As you say, the output of a $Q$ network is typically a value for all actions of the given state. Let us call this output $\mathbf{x} \in \mathbb{R}^{|\mathcal{A}|}$. To train your network using the squared bellman error you need first calculate the scalar target $y = r(s, a) + \max_a Q(s', a)$. Then, to train the network we take a vector $\mathbf{x'} = \mathbf{x}$ and change the $a$th element of it to be equal to $y$, where $a$ is the action you took in state $s$; call this modified vector $\mathbf{x'}_a$. We calculate the loss $\mathcal{L}(\mathbf{x}, \mathbf{x'}_a)$ and back propagate through this to update the parameters of our network.
Note that when we use $Q$ to calculate $y$ we typically use some form of target network; this can be a copy of $Q$ where the parameters are only updated every $i$th update or a network whose weights are updated using a polyak average with the main networks weights after every update.

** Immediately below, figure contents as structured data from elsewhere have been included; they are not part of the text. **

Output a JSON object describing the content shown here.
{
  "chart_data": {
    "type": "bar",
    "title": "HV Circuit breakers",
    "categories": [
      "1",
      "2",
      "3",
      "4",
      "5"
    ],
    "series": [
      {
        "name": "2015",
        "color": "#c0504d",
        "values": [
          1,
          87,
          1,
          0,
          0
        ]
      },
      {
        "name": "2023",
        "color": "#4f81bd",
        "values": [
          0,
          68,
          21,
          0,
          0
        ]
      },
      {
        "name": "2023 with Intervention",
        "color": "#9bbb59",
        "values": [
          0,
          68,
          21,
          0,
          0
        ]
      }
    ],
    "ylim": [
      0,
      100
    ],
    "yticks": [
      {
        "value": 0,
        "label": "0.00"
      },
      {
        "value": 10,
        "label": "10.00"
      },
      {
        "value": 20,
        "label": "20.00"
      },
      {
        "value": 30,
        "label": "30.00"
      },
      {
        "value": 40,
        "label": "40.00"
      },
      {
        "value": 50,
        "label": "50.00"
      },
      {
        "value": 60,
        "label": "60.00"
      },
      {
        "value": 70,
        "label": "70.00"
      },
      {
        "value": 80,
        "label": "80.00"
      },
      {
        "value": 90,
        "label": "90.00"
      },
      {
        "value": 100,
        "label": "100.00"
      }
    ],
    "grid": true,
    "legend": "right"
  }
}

Judging by your code it looks as though your action selection is what might be causing you some problems. As far as I can tell you're always acting greedily with respect to your $Q$-function. You should be looking to act $\epsilon$-greedily, i.e. with probability $\epsilon$ take a random action and act greedily otherwise. Typically you start with $\epsilon=1$ and decay it each time a random action is taken down to some small value such as 0.05.